Bruce Schneier says security is both reality and feeling, and that perception of risk doesn't always match reality. It makes you wonder if sometimes spam -- spam without malware, that is -- is a state of mind. A delusional spammer sends what he considers real email, and the recipient considers it spam because it's usually trying to sell something he or she doesn't want, need, or ask for. If you're an email administrator whose servers are getting flooded with spam, it's a different story, of course. (See Schneier: In Touch With Security's Sensitive Side.)

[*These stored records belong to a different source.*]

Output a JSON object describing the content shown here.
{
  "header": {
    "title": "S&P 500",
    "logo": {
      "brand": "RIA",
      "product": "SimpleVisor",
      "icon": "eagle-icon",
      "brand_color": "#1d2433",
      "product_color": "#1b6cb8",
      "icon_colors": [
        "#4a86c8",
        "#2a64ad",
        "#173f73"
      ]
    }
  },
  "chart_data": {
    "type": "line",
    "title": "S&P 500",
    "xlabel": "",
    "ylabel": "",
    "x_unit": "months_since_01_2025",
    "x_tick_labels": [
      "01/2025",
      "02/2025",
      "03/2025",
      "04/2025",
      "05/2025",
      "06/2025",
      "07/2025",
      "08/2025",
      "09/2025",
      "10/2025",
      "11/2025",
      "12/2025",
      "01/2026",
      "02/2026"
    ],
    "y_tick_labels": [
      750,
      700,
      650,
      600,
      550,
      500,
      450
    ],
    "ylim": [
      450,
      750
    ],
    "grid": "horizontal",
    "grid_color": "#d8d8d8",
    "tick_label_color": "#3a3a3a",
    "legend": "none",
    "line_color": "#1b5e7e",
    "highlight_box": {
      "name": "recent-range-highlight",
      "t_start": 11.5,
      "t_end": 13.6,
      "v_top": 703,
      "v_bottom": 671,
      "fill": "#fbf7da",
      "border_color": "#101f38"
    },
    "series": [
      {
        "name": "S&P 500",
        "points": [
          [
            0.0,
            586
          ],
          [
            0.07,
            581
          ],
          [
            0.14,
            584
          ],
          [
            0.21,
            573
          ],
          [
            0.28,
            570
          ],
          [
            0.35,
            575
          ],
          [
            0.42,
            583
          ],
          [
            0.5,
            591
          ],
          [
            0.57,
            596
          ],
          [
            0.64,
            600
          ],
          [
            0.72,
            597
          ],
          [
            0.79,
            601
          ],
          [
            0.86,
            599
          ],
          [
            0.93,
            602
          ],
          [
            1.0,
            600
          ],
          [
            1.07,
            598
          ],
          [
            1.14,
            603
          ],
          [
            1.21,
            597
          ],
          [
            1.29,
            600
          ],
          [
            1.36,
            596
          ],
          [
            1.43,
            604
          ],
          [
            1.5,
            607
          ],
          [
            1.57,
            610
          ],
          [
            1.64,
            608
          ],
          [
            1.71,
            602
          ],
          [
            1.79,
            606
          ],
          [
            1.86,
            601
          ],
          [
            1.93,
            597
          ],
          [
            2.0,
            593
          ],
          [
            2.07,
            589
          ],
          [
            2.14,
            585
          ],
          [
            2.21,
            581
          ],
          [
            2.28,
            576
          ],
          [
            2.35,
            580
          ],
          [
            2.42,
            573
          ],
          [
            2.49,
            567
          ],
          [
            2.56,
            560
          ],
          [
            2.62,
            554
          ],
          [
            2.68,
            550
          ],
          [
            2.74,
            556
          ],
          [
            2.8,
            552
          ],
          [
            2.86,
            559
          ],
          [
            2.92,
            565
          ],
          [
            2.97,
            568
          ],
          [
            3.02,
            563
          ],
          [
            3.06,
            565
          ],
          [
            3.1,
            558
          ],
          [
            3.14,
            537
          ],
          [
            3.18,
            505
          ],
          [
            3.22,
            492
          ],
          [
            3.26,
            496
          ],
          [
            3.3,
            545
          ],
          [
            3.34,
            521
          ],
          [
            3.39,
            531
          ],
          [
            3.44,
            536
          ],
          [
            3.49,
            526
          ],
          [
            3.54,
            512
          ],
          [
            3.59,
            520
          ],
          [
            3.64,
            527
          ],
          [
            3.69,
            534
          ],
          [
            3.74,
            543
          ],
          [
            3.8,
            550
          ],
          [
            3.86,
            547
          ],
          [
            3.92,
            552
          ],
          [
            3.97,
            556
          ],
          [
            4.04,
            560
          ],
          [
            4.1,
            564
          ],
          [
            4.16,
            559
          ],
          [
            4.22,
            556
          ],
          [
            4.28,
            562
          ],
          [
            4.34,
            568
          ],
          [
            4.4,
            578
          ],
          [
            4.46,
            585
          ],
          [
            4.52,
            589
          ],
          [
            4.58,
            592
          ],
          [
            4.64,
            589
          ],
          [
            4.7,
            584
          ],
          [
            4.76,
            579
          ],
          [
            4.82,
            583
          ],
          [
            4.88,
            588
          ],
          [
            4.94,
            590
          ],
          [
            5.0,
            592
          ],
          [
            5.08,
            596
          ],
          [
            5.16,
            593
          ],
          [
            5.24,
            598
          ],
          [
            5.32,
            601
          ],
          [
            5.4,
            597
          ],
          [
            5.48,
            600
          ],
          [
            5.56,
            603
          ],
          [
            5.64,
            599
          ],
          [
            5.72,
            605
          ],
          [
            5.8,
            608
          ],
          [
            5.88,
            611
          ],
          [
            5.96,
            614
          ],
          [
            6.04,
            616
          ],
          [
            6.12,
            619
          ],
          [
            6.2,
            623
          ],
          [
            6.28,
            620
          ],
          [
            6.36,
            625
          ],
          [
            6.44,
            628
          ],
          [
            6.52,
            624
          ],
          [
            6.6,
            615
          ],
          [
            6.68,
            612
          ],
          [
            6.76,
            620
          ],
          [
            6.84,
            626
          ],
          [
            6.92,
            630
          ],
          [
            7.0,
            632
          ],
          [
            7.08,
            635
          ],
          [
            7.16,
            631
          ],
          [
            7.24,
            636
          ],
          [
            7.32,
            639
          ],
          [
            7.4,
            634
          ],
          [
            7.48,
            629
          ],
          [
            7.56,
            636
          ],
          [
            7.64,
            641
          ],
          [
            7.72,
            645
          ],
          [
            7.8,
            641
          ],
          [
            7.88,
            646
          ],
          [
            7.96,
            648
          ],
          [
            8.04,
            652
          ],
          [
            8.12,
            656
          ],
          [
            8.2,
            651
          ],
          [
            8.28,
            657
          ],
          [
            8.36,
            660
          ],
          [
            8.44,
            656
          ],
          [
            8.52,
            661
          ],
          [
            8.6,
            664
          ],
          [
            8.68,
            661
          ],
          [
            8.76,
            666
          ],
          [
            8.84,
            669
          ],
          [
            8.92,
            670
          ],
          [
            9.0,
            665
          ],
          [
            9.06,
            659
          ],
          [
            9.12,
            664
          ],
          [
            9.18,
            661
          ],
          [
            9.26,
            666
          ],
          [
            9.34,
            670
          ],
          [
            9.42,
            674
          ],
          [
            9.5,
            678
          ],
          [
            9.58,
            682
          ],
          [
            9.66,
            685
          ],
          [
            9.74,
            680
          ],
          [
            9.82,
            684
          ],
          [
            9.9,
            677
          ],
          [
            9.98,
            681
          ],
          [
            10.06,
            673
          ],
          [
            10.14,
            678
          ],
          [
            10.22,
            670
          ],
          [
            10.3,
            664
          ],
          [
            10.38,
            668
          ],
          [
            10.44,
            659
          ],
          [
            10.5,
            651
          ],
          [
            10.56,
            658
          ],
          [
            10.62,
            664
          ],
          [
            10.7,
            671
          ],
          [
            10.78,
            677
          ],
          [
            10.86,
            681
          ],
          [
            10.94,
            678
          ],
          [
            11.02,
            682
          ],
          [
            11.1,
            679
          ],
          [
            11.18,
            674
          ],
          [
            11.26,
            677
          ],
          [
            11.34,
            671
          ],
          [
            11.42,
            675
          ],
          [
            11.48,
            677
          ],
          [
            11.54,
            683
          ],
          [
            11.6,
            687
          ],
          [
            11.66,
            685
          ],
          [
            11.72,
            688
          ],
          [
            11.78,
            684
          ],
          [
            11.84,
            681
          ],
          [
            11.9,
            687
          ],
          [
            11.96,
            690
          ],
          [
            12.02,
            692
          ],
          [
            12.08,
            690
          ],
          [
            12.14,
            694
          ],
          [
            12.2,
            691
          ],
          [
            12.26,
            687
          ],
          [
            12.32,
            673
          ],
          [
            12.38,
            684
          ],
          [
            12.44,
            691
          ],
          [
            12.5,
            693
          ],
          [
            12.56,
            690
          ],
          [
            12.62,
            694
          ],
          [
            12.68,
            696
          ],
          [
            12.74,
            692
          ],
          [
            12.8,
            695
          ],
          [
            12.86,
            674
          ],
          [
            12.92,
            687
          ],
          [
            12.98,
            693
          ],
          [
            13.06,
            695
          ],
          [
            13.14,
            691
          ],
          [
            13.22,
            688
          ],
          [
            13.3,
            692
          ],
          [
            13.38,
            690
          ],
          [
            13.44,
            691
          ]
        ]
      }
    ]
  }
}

There's plenty of debate over just what constitutes spam, or spamming techniques. Heck, I'm even a little guilty of being wishy-washy about it once in a while. For instance, I don't mind getting those promotional emails from multiple online equine catalogs that I didn't originally sign up for, or place an order with, even if I've only signed up for one catalog. Other people might consider that spam.

But don't, don't, don't send me a forwarded message "warning" about scalding hot water in the microwave, or begging me to forward a friendship verse to my six closest friends or risk jinxing myself and ending up with no friends. That's my spam threshold.